Les acheteurs du Luxe désertent-ils les magasins ?

Ce matin s’est ouvert le Congrès LUXURY INTERACTIVE à Londres.
Pendant 2 jours, venus du monde entier, les responsables E-commmerce, CRM et Digital des plus grands noms du luxe (Guerlain, Boucheron,Vuitton, Tag Heuer, Jaguar Range Rover…) et leurs agences se donnent rendez-vous au cœur de Londres pour partager insights et expériences (et repérer ce qui va les tenir éveillé ces prochains mois…).
Shenan Reed, fondatrice de l’agence numérique américaine Morpheus Media, a ouvert la conférence ce matin avec quelques chiffres intéressants (avant de s’envoler pour Paris, rejoindre les CEO de Google, Facebook et autres invités de marque au diner du e-G8…).
En Mars dernier, Morpheus Media s’est allié au groupe média Condé Nast pour publier une étude sur « Les acheteurs fortunés et Internet ». 70 Directeurs Marketing des secteurs retail, mode, bijoux, montres et cosmétiques ont été interrogé.

PRINCIPAUX ENSEIGNEMENTS :
- Plus de visites en ligne, moins en magasin
Les acheteurs de produits de luxe se tournent de plus en plus vers le Web pour s’informer et trouver de l’inspiration, ce qui pourrait mécaniquement se traduire par moins de temps à consacrer dans les magasins comme le montrent les chiffres.
Tandis qu’une majorité de consommateurs du luxe reconnait rechercher et s’informer sur Internet avant d’acheter en magasin, 43 % disent qu’ils passent moins de temps dans les boutiques du fait du coté pratique d’internet.
Est-ce un signe ? Le 1er jour des soldes a été longtemps un moment fort pour les marques de luxe. Il était fréquent de voir des queues se former devant les boutiques Tod’s ou Gucci, par exemple, à Saint-Germain des Près. Ce phénomène tend à disparaitre.

- La personnalisation est tout à fait admise.
Ces mêmes internautes, adeptes du Net, n’ont rien contre la personnalisation des publicités en ligne. Bien au contraire, ils la réclament. Etre suivi dans leur navigation en ligne ne les dérange pas, à condition qu’on les expose à de la publicité vraiment ciblée.
Pour Josh Stinchcomb, le vice president « digital sales » chez Condé Nast Media Group à New York “cela doit inciter les marketers des marques de luxe à personnaliser les publicité pour leurs clients’.
Autre indication : quand ils font une recherche en ligne, les acheteurs du luxe sont beaucoup plus sophistiqués que les non-acheteurs : ils combinent l’avis de leurs pairs avec ce qu’ils lisent sur les sites médias et les sites de marques.
Pas étonnant que les marques du luxe s’intéressent au numérique. Ils sont sur une clientèle « en or ». En ligne, les acheteurs de marques de luxe dépensent 4 fois plus que les non-acheteurs de luxe.
- Une utilisation intensive d’Internet
70 % des consommateurs fortunés utilisent Internet pour raison personnelle trois fois par jour (ou plus).
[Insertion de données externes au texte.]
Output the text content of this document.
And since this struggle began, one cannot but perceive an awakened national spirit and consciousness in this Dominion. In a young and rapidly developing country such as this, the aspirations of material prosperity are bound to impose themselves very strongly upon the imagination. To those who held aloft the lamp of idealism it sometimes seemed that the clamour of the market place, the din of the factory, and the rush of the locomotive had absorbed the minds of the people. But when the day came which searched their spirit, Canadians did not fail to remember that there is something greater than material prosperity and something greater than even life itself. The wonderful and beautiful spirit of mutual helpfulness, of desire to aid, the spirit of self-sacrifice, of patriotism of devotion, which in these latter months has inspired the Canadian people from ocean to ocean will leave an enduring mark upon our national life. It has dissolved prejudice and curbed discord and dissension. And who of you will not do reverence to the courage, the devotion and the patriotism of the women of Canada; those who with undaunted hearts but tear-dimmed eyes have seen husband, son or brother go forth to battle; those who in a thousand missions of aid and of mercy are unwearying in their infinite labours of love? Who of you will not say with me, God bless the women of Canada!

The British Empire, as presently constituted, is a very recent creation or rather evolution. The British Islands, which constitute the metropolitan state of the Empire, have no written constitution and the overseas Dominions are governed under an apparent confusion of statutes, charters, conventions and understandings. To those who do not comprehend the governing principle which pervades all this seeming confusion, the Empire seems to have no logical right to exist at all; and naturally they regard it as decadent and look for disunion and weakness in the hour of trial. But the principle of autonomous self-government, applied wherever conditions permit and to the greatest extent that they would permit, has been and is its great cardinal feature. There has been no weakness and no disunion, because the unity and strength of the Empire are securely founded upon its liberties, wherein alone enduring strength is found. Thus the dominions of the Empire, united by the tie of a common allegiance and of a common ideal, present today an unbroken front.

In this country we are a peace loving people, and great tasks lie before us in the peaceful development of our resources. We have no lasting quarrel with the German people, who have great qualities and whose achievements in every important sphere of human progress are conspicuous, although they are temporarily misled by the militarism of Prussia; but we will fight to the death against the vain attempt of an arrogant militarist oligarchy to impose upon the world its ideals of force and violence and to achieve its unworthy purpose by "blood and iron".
C
ontre 46 % pour les non-acheteurs de marques de luxe.
- Les réseaux sociaux ne sont pas crédibles
Les sites de contenus, oui. Facebook est la premier réseau social utilisé par la clientèle fortunée. Mais les réseaux sociaux dans leur ensemble ont mauvaise presse : ces clients ont peu confiance dans leurs contenus, qu’ils considèrent de faible qualité.
Par contre, ils apprécient les sites de contenu qui selon eux apportent de l’information qualitative. Du pain béni pour le commanditeur de l’étude, Condé Nast.
84 % des clients fortunés disent que les sites de contenu « premium » (c’est-à-dire selon l’enquête les sites ne proposant pas de contenu communautaire) leur apportent une information fiable; ils ne sont que 11 % à penser de même pour les réseaux sociaux.
Vers une segmentation du contenu ?
Cela pose la question pour les marques du bien-fondé d’une segmentation de son contenu: est-ce qu’une marque doit dire la même chose, quand elle s’adresse à ses ‘fans’ sur une Page Facebook ou qu’elle s’exprime sur son site web ?
Y aurait-il un contenu fait pour être lu dans un environnement communautaire et un autre type de contenu à lire dans un environnement propriétaire ( le site web de la marque) ? Le débat reste ouvert.

- Localisation, localisation, localisation
En ligne aussi, la localisation est importante. Elle est même absolument clé pour qu’une publicité fonctionne, selon Condé Nast. Pour 2 clients sur 3, le site sur lequel figure une publicité conditionne sa crédibilité.
Sans surprise, 79 % des interviewés disent qu’ils sont plus enclin à cliquer sur une publicité qui se trouve sur un site Premium.